A unique wireless motion sensor system – codenamed Fusion – is in development, which could bring fun, interactive games incorporating true 3D motion sensor tracking technology to all home gaming systems, no matter who they are manufactured by.

The technology opens up all kinds of exciting game design possibilities, and offers games players far greater freedom than they are currently able to enjoy on both current and next-generation formats. A tennis game, for example, can be played with a wireless mini tennis racquet rather than just a standard controller. The technology can not only track when the player swings, but also where they are on the court, the angle of the racquet as it hits the ball, and the precise arc of the swing. This level of control and interaction is impossible with other technologies, and will take gameplay to a whole new level.

Perhaps the most exciting function is the system’s ability to emulate any other motion-based controller. This allows games designed specifically for the Nintendo Wii motion controller to be brought to any other format. In a market where game development budgets can run into tens of millions of dollars, being able to publish a game on multiple formats has become essential for publishers to recoup their investment.

Developed by the innovators behind the Gametrak controller, In2Games, and scheduled for release Q3-2007, this plug-and-play system will offer publishers and gamers consistent motion sensing control across all formats. As such, games that benefit from enhanced gameplay through motion sensing can be enjoyed by a far larger audience, not restricted to one console.

Unlike existing products and technologies, In2Games’ Fusion system does not rely upon the gamer pointing a controller at the screen or restrict the gamer to limited movements. Instead, it combines patent-pending ultrasonic and RF technologies with 3-axis accelerometers to track the precise absolute position and orientation in 3D space of almost any wireless accessory such as golf clubs, baseball bats, tennis racquets, and bowling balls.

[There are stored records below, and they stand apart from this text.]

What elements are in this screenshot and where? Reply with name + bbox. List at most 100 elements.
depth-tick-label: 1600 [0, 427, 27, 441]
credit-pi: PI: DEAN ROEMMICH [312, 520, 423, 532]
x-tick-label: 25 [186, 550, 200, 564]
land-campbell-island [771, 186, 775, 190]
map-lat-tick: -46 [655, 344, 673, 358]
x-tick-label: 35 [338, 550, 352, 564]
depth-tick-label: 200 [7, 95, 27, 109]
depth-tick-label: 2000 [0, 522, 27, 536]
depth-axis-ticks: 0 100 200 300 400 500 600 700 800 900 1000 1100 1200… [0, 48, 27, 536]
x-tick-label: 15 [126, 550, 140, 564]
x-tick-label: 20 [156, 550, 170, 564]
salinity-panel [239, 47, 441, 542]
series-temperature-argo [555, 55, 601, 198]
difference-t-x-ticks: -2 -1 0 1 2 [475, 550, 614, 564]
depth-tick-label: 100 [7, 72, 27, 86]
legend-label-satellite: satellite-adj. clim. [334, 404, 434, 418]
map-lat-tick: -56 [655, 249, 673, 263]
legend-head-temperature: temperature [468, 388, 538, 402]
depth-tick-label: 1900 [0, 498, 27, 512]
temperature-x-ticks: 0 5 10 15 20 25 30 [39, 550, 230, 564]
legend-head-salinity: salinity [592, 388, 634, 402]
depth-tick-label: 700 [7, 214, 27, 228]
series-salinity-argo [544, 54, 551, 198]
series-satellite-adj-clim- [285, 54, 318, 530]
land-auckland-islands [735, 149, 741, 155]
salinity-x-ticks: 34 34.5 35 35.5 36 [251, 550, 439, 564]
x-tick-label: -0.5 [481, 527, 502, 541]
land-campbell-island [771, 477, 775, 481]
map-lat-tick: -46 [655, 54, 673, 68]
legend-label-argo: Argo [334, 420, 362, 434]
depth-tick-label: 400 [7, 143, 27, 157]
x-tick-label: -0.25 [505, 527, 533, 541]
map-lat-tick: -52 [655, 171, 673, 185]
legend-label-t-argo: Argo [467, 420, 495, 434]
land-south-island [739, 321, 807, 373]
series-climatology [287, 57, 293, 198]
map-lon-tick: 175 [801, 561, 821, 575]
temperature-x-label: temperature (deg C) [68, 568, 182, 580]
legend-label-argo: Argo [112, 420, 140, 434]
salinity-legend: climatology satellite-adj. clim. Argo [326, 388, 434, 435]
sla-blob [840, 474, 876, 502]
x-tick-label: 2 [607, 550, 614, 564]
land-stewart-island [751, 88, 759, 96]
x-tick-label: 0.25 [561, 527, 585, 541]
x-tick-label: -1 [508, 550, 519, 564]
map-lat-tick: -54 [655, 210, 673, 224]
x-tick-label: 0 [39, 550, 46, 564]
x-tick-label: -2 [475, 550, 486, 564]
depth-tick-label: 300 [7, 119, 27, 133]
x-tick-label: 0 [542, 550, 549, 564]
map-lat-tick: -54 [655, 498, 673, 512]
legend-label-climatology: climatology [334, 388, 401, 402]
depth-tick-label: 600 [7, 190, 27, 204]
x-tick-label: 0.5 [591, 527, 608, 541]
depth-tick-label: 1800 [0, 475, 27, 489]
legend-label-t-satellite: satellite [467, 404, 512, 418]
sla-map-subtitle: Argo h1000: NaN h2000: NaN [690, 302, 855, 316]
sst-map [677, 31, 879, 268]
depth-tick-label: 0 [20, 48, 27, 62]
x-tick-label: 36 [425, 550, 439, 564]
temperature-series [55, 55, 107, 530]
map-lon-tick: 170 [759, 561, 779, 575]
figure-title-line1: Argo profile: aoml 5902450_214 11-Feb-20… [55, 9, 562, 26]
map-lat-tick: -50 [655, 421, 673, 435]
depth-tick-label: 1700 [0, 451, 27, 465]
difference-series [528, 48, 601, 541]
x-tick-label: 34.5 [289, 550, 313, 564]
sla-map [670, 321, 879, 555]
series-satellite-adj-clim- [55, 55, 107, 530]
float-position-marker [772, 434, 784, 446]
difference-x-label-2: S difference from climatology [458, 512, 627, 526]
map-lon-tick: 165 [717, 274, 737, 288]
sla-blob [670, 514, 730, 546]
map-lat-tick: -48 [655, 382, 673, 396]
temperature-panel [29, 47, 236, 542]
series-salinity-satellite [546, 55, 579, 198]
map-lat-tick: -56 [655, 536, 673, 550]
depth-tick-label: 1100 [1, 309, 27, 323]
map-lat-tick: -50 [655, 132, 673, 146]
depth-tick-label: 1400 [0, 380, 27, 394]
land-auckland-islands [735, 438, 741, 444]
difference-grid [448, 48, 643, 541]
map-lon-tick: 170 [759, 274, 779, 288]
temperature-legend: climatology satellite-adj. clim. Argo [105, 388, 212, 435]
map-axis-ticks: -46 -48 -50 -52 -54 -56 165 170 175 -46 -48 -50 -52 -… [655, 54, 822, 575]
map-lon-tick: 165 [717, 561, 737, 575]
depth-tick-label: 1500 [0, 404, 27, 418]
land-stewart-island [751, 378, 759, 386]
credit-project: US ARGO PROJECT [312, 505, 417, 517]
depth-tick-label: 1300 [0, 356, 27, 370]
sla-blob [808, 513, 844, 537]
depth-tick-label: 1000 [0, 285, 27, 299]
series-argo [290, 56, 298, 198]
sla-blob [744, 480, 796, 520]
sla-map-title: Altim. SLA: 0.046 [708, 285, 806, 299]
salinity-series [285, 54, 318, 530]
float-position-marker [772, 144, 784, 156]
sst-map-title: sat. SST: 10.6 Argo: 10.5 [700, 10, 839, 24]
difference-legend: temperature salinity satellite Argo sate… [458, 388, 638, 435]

The technology can be integrated into any input device. Developers have begun exploring ways of using the system, even modifying existing joypad controllers to accommodate true 3D motion sensor technology – with some truly revolutionary ideas:

Sports:

  • throw the first pitch of the World Series
  • dribble, shoot and dunk on the basketball court
  • swing a golf club and watch the ball soar down the fairway
  • swing a tennis racquet and unleash forehands, backhands and smashes

Action

  • run, jump, aim and shoot in a shooting game
  • toss a grenade at enemy forces

Fighting

  • throw a punch or rapid combination of punches

The unit will feature a baton-style wireless handset and a base station which is connected to the console via a USB port. The handset can be used on its own, or with add-on accessories such as tennis racquets, bowling balls, golf clubs and guns to enhance the gameplay experience.

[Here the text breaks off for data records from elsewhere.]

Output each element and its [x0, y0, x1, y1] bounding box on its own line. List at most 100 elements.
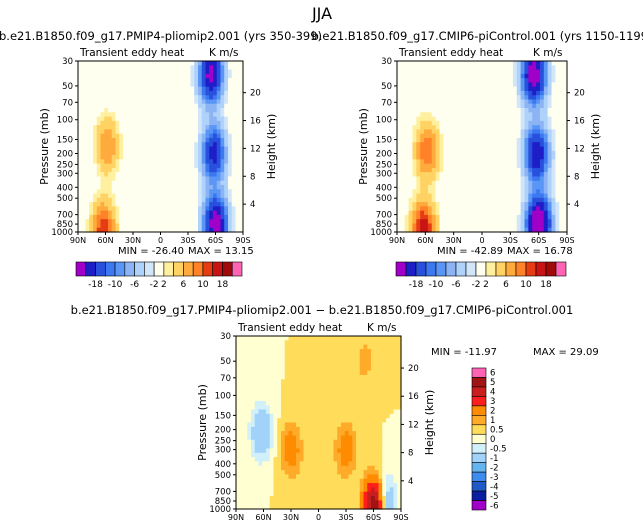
- heatmap-cell: [520, 112, 526, 118]
- heatmap-cell: [126, 65, 132, 71]
- heatmap-cell: [420, 184, 425, 190]
- colorbar-swatch: [85, 261, 96, 277]
- heatmap-cell: [400, 73, 406, 79]
- heatmap-cell: [447, 120, 452, 126]
- heatmap-cell: [164, 180, 169, 186]
- heatmap-cell: [543, 69, 549, 75]
- heatmap-cell: [164, 112, 169, 118]
- heatmap-cell: [559, 69, 564, 75]
- heatmap-cell: [126, 223, 132, 229]
- heatmap-cell: [190, 95, 195, 101]
- heatmap-cell: [493, 103, 499, 109]
- heatmap-cell: [236, 357, 241, 363]
- heatmap-cell: [175, 116, 180, 122]
- heatmap-cell: [520, 176, 526, 182]
- heatmap-cell: [416, 129, 421, 135]
- heatmap-cell: [179, 116, 184, 122]
- heatmap-cell: [352, 461, 357, 467]
- heatmap-cell: [108, 65, 113, 71]
- heatmap-cell: [318, 379, 323, 385]
- heatmap-cell: [266, 344, 271, 350]
- heatmap-cell: [505, 78, 510, 83]
- heatmap-cell: [493, 86, 499, 92]
- heatmap-cell: [201, 86, 207, 92]
- heatmap-cell: [547, 219, 553, 225]
- heatmap-cell: [296, 413, 301, 419]
- heatmap-cell: [228, 108, 233, 113]
- heatmap-cell: [435, 193, 441, 199]
- heatmap-cell: [201, 120, 207, 126]
- heatmap-cell: [123, 193, 128, 199]
- heatmap-cell: [186, 172, 192, 178]
- heatmap-cell: [543, 163, 549, 169]
- heatmap-cell: [85, 206, 90, 212]
- heatmap-cell: [303, 474, 308, 480]
- heatmap-cell: [536, 116, 541, 122]
- heatmap-cell: [130, 116, 135, 122]
- heatmap-cell: [119, 163, 124, 169]
- heatmap-cell: [352, 431, 357, 437]
- heatmap-cell: [209, 82, 214, 88]
- heatmap-cell: [269, 478, 275, 484]
- heatmap-cell: [458, 90, 464, 96]
- heatmap-cell: [258, 396, 263, 402]
- heatmap-cell: [489, 137, 495, 143]
- heatmap-cell: [466, 120, 472, 126]
- heatmap-cell: [447, 223, 452, 229]
- heatmap-cell: [153, 172, 158, 178]
- heatmap-cell: [356, 357, 361, 363]
- heatmap-cell: [443, 155, 448, 160]
- heatmap-cell: [532, 219, 537, 225]
- heatmap-cell: [205, 137, 210, 143]
- heatmap-cell: [201, 210, 207, 216]
- heatmap-cell: [408, 108, 414, 113]
- heatmap-cell: [78, 167, 83, 173]
- heatmap-cell: [168, 125, 173, 131]
- heatmap-cell: [543, 159, 549, 165]
- heatmap-cell: [439, 227, 444, 233]
- heatmap-cell: [559, 61, 564, 66]
- heatmap-cell: [516, 99, 522, 105]
- heatmap-cell: [551, 125, 557, 131]
- heatmap-cell: [168, 184, 173, 190]
- heatmap-cell: [258, 457, 263, 463]
- heatmap-cell: [175, 125, 180, 131]
- heatmap-cell: [489, 180, 495, 186]
- heatmap-cell: [424, 137, 429, 143]
- heatmap-cell: [179, 65, 184, 71]
- heatmap-cell: [458, 176, 464, 182]
- heatmap-cell: [559, 78, 564, 83]
- heatmap-cell: [435, 129, 441, 135]
- heatmap-cell: [220, 206, 225, 212]
- heatmap-cell: [224, 103, 229, 109]
- heatmap-cell: [266, 340, 271, 346]
- heatmap-cell: [412, 219, 417, 225]
- heatmap-cell: [104, 69, 109, 75]
- heatmap-cell: [555, 133, 560, 139]
- heatmap-cell: [96, 95, 102, 101]
- heatmap-cell: [451, 155, 456, 160]
- heatmap-cell: [337, 400, 342, 406]
- heatmap-cell: [489, 159, 495, 165]
- heatmap-cell: [539, 206, 545, 212]
- heatmap-cell: [126, 137, 132, 143]
- heatmap-cell: [183, 125, 188, 131]
- heatmap-cell: [427, 167, 433, 173]
- heatmap-cell: [299, 435, 305, 441]
- x-tick-label: 90N: [389, 236, 405, 245]
- heatmap-cell: [536, 90, 541, 96]
- heatmap-cell: [485, 108, 491, 113]
- heatmap-cell: [138, 163, 143, 169]
- heatmap-cell: [344, 344, 350, 350]
- heatmap-cell: [489, 189, 495, 195]
- colorbar-swatch: [114, 261, 126, 277]
- heatmap-cell: [164, 172, 169, 178]
- heatmap-cell: [228, 61, 233, 66]
- heatmap-cell: [563, 73, 568, 79]
- heatmap-cell: [435, 163, 441, 169]
- heatmap-cell: [501, 99, 506, 105]
- heatmap-cell: [269, 487, 275, 493]
- heatmap-cell: [516, 146, 522, 152]
- heatmap-cell: [489, 193, 495, 199]
- heatmap-cell: [435, 176, 441, 182]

“It’s great that the world is waking up to motion sensor gaming,” says Elliott Myers, Managing Director, In2Games. “Since we launched the world’s first 3D motion-sensing games back in 2004, we’ve been developing this system for the next generation. Our goal is to allow everyone to enjoy this wholly immersive way of playing games, regardless of which gaming platform they own. We’ve got the best technology, with incredible functionality allowing developers to produce exciting new games specifically for the system – taking advantage of its unique features - or to allow titles which use motion sensing to be published on any platform. It’s an exceptional proposition – for the industry and for consumers. We can’t wait to begin showing it off.”

Michael French, editor of Develop Magazine recently saw a prototype and concluded: “This kind of technology could level the playing field and have a serious impact on the direction of the next generation console market.”